EF goes on to predict that the "trend" will trickle into the back-of-house, where spoiled, whiny cheflings who used to have budgets for hydroponic microherbs, sous-vide Jacuzzis and chickens fed only with grains pooped by the pope will be forced to do what their less-appointed grannies have been doing all their lives. Cook.
They will, God forbid, have to accept produce orders that aren't the sparklingest, and scale back on those splurgy days at the Greenmarket. They will have to buy strange off-cuts of meat and fowl and figure out ways to make them tasty, not because they're all the rage, but because it's the most cost-effective way to demonstrate your skills as a cook and a kitchen supervisor.
No more finding ridiculous ways to make foods borne of thrift and homespun craft embarrassingly expensive and twee. Goodbye FN $15 pickle plates, $25 burgers and $50 mac-n-cheese!
Chefs, ya may actually learn how to make a burger, a plate of pasta, or a bowl of ramen palatable and profitable without the smokescreen of truffle shavings, Wagyu cows, and pheasant eggs.
Which brings us to hopeful EF trend prediction #3: Food bloggers (and their readers) may actually get to know a little something about food. With their limited dinero, they will become more discerning with what they put in their traps and choose to babble about.
No more chefculting, piling into the latest travesty that ScarJo frequents for Cheeseburger Spring Rolls, or spending a month's rent on froyo toppings.
The buzz phrase "recession is good for eaters" is true...but not because of stupid, fleeting sh*t like discount tasting menus and falling lobster prices.
NOW is the time to find the perfect roti, bánh mì, onigiri or taco, from the people who know how to make one, at the price it should be.
NOW is the time for NY hospitality to straighten their holier-than-thou crap out and treat their guests (and each other!) with respect and gratitude.
NOW is the time to buy a conventional chicken, some tired old onions and lentils, and learn to feed you and yours something to be proud of.

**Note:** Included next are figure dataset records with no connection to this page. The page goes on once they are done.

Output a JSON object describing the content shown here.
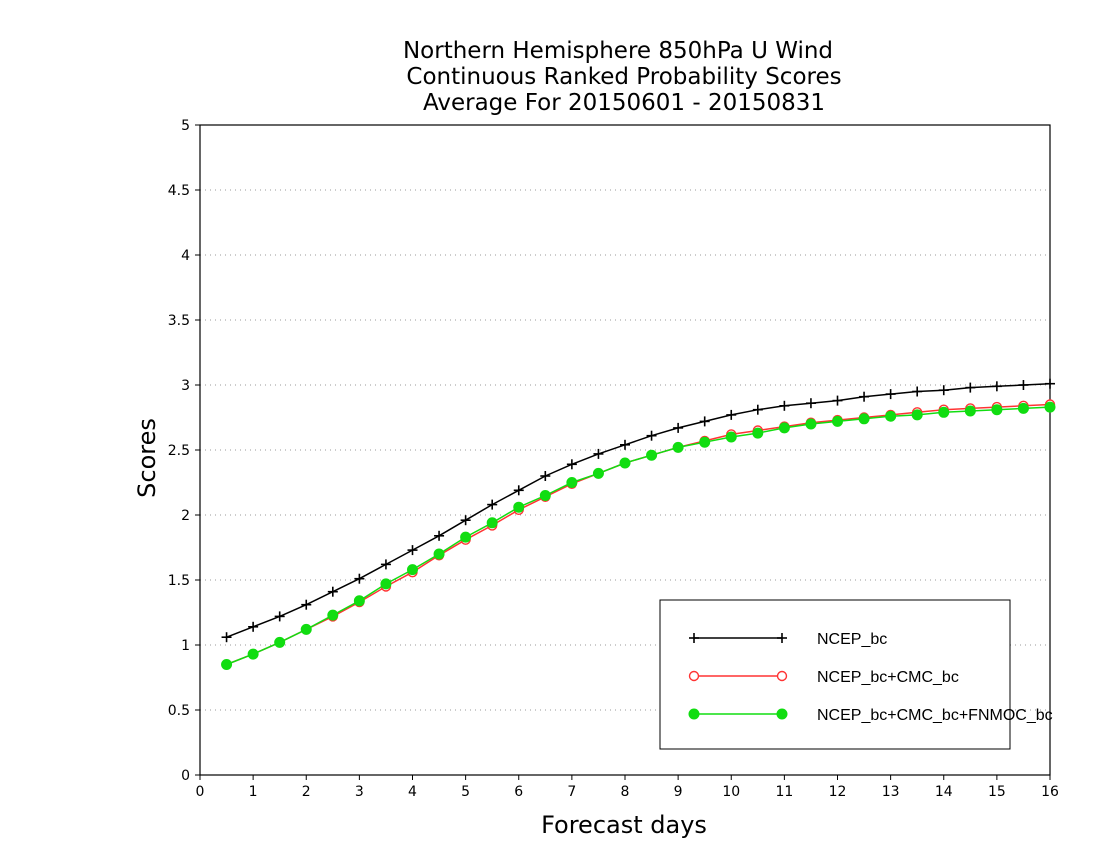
{
  "chart_data": {
    "type": "line",
    "title_lines": [
      "Northern Hemisphere 850hPa U Wind",
      "Continuous Ranked Probability Scores",
      "Average For 20150601 - 20150831"
    ],
    "xlabel": "Forecast days",
    "ylabel": "Scores",
    "xlim": [
      0,
      16
    ],
    "ylim": [
      0,
      5
    ],
    "xticks": [
      0,
      1,
      2,
      3,
      4,
      5,
      6,
      7,
      8,
      9,
      10,
      11,
      12,
      13,
      14,
      15,
      16
    ],
    "yticks": [
      0,
      0.5,
      1,
      1.5,
      2,
      2.5,
      3,
      3.5,
      4,
      4.5,
      5
    ],
    "grid": "horizontal dotted",
    "legend_position": "bottom-right",
    "x": [
      0.5,
      1,
      1.5,
      2,
      2.5,
      3,
      3.5,
      4,
      4.5,
      5,
      5.5,
      6,
      6.5,
      7,
      7.5,
      8,
      8.5,
      9,
      9.5,
      10,
      10.5,
      11,
      11.5,
      12,
      12.5,
      13,
      13.5,
      14,
      14.5,
      15,
      15.5,
      16
    ],
    "series": [
      {
        "name": "NCEP_bc",
        "color": "#000000",
        "marker": "plus",
        "values": [
          1.06,
          1.14,
          1.22,
          1.31,
          1.41,
          1.51,
          1.62,
          1.73,
          1.84,
          1.96,
          2.08,
          2.19,
          2.3,
          2.39,
          2.47,
          2.54,
          2.61,
          2.67,
          2.72,
          2.77,
          2.81,
          2.84,
          2.86,
          2.88,
          2.91,
          2.93,
          2.95,
          2.96,
          2.98,
          2.99,
          3.0,
          3.01
        ]
      },
      {
        "name": "NCEP_bc+CMC_bc",
        "color": "#ff3333",
        "marker": "open-circle",
        "values": [
          0.85,
          0.93,
          1.02,
          1.12,
          1.22,
          1.33,
          1.45,
          1.56,
          1.69,
          1.81,
          1.92,
          2.04,
          2.14,
          2.24,
          2.32,
          2.4,
          2.46,
          2.52,
          2.57,
          2.62,
          2.65,
          2.68,
          2.71,
          2.73,
          2.75,
          2.77,
          2.79,
          2.81,
          2.82,
          2.83,
          2.84,
          2.85
        ]
      },
      {
        "name": "NCEP_bc+CMC_bc+FNMOC_bc",
        "color": "#11dd11",
        "marker": "filled-circle",
        "values": [
          0.85,
          0.93,
          1.02,
          1.12,
          1.23,
          1.34,
          1.47,
          1.58,
          1.7,
          1.83,
          1.94,
          2.06,
          2.15,
          2.25,
          2.32,
          2.4,
          2.46,
          2.52,
          2.56,
          2.6,
          2.63,
          2.67,
          2.7,
          2.72,
          2.74,
          2.76,
          2.77,
          2.79,
          2.8,
          2.81,
          2.82,
          2.83
        ]
      }
    ]
  }
}
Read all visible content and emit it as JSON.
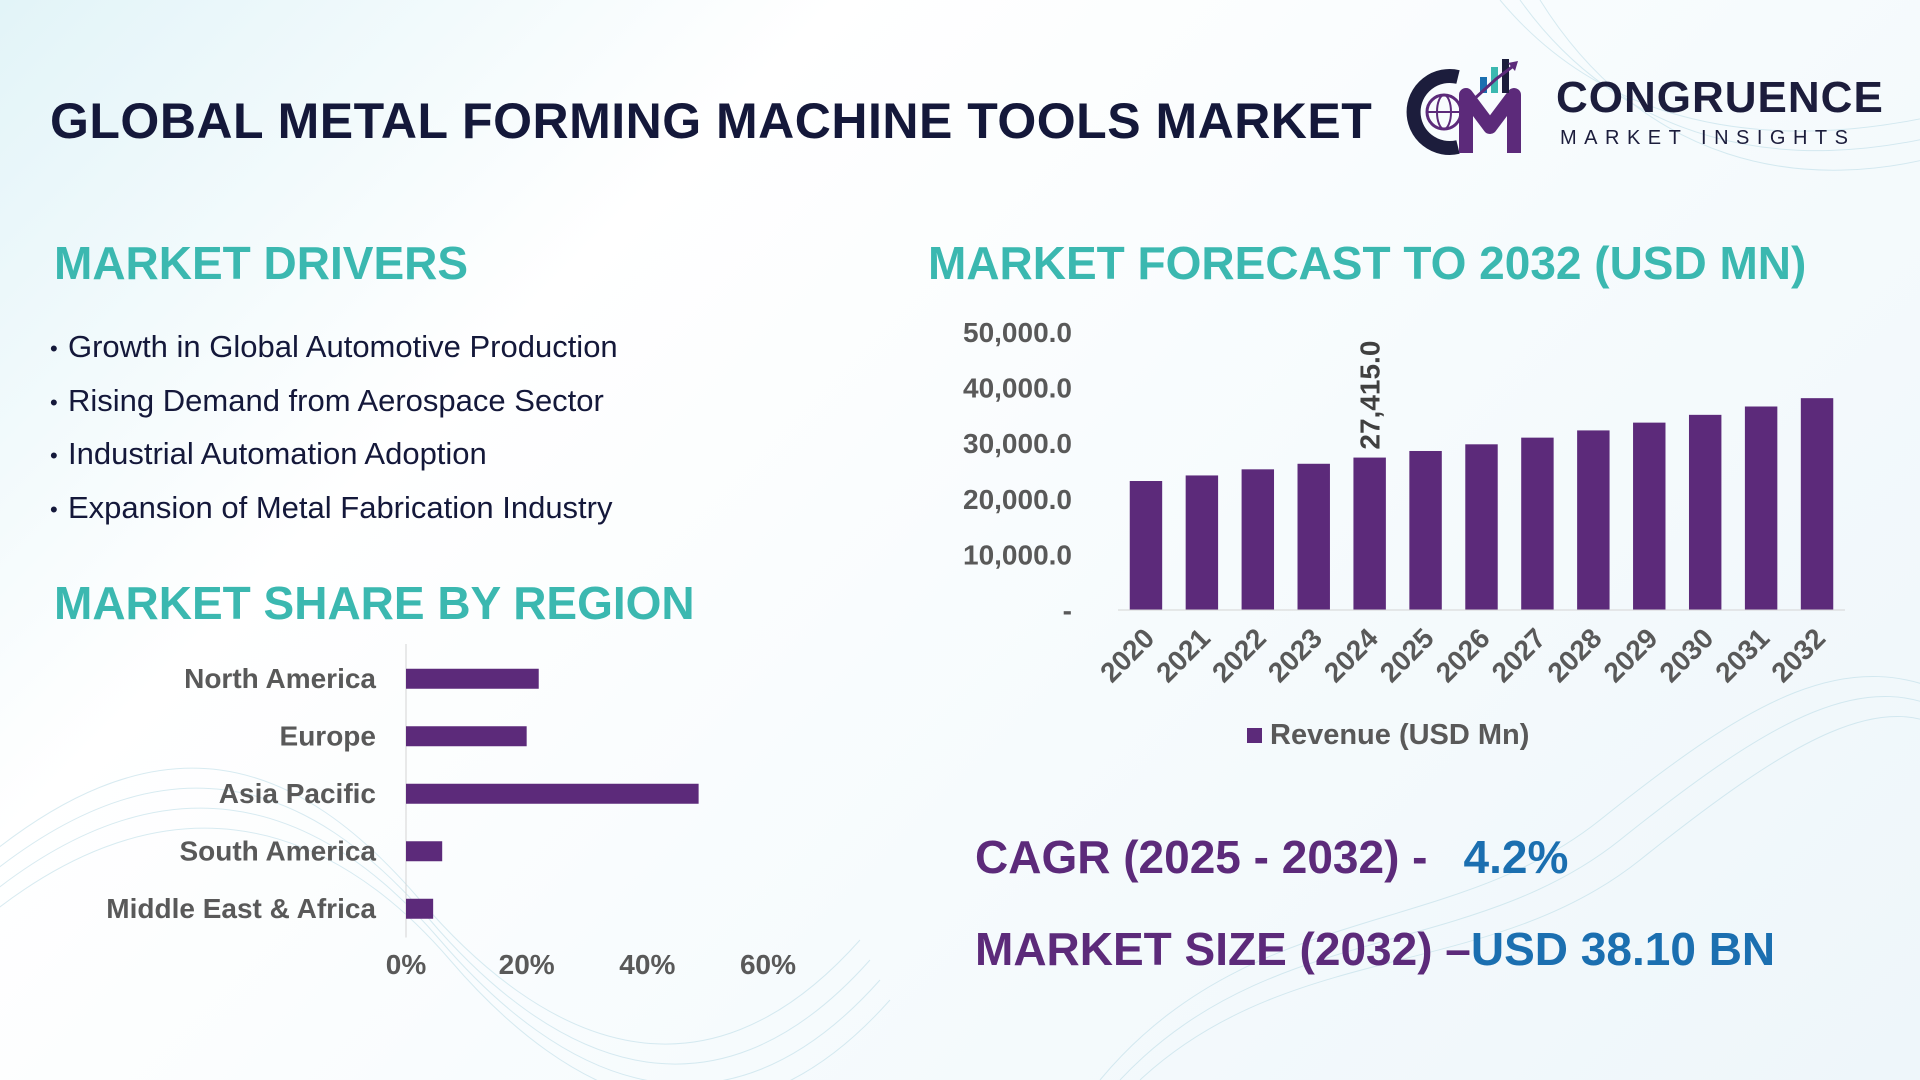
{
  "title": "GLOBAL METAL FORMING MACHINE TOOLS MARKET",
  "logo": {
    "monogram": "CM",
    "name": "CONGRUENCE",
    "tagline": "MARKET INSIGHTS"
  },
  "drivers": {
    "heading": "MARKET DRIVERS",
    "bullet": "•",
    "items": [
      "Growth in Global Automotive Production",
      "Rising Demand from Aerospace Sector",
      "Industrial Automation Adoption",
      "Expansion of Metal Fabrication Industry"
    ]
  },
  "region": {
    "heading": "MARKET SHARE BY REGION"
  },
  "forecast": {
    "heading": "MARKET FORECAST TO 2032 (USD MN)"
  },
  "stats": {
    "cagr_label": "CAGR (2025 - 2032) -",
    "cagr_value": "4.2%",
    "size_label": "MARKET SIZE (2032) –",
    "size_value": "USD 38.10 BN"
  },
  "colors": {
    "bar": "#5c2a7a",
    "heading": "#3bb8b0",
    "title": "#14183a",
    "stat_label": "#5c2a7a",
    "stat_value": "#1b6fb0"
  },
  "chart_data": [
    {
      "type": "bar",
      "orientation": "horizontal",
      "categories": [
        "North America",
        "Europe",
        "Asia Pacific",
        "South America",
        "Middle East & Africa"
      ],
      "values": [
        22,
        20,
        48.5,
        6,
        4.5
      ],
      "unit": "%",
      "xlim": [
        0,
        60
      ],
      "xticks": [
        "0%",
        "20%",
        "40%",
        "60%"
      ],
      "grid": false,
      "color": "#5c2a7a"
    },
    {
      "type": "bar",
      "categories": [
        "2020",
        "2021",
        "2022",
        "2023",
        "2024",
        "2025",
        "2026",
        "2027",
        "2028",
        "2029",
        "2030",
        "2031",
        "2032"
      ],
      "series": [
        {
          "name": "Revenue (USD Mn)",
          "values": [
            23200,
            24200,
            25300,
            26300,
            27415,
            28600,
            29800,
            31000,
            32300,
            33700,
            35100,
            36600,
            38100
          ]
        }
      ],
      "ylim": [
        0,
        50000
      ],
      "yticks": [
        "-",
        "10,000.0",
        "20,000.0",
        "30,000.0",
        "40,000.0",
        "50,000.0"
      ],
      "data_labels": [
        {
          "category": "2024",
          "text": "27,415.0"
        }
      ],
      "legend": "bottom",
      "grid": false,
      "color": "#5c2a7a"
    }
  ]
}
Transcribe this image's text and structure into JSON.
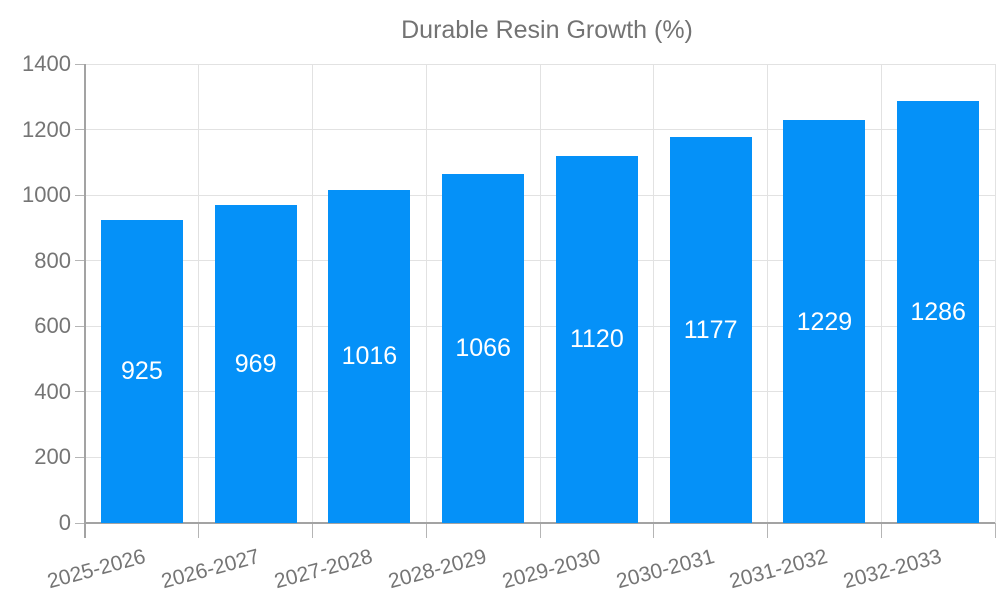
{
  "chart_data": {
    "type": "bar",
    "title": "Durable Resin Growth (%)",
    "legend": {
      "position": "top",
      "entries": [
        "Durable Resin Growth (%)"
      ]
    },
    "categories": [
      "2025-2026",
      "2026-2027",
      "2027-2028",
      "2028-2029",
      "2029-2030",
      "2030-2031",
      "2031-2032",
      "2032-2033"
    ],
    "values": [
      925,
      969,
      1016,
      1066,
      1120,
      1177,
      1229,
      1286
    ],
    "xlabel": "",
    "ylabel": "",
    "ylim": [
      0,
      1400
    ],
    "ytick_step": 200,
    "yticks": [
      0,
      200,
      400,
      600,
      800,
      1000,
      1200,
      1400
    ],
    "grid": "on",
    "bar_label_position": "inside-middle",
    "colors": {
      "bar": "#0591F8",
      "bar_value_text": "#ffffff",
      "grid": "#e2e2e2",
      "axis": "#a3a3a3",
      "tick": "#b5b5b5",
      "tick_text": "#757575",
      "legend_text": "#737373",
      "background": "#ffffff"
    }
  }
}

And, now's the time for me to get off my soapbox. I'm hungry.
Yup, nothing like a recession to show you how much you're being overcharged. And now chefs will have to incorporate SKILL into their menus - rather than just shi-shi ingredients - in order to justify their high prices. Imagine THAT...
Posted by: AD | February 05, 2009 at 09:32 PM
Amen, sista!
I think the first step towards cutting back should be doing away with tomatoes! Down with tomatoes!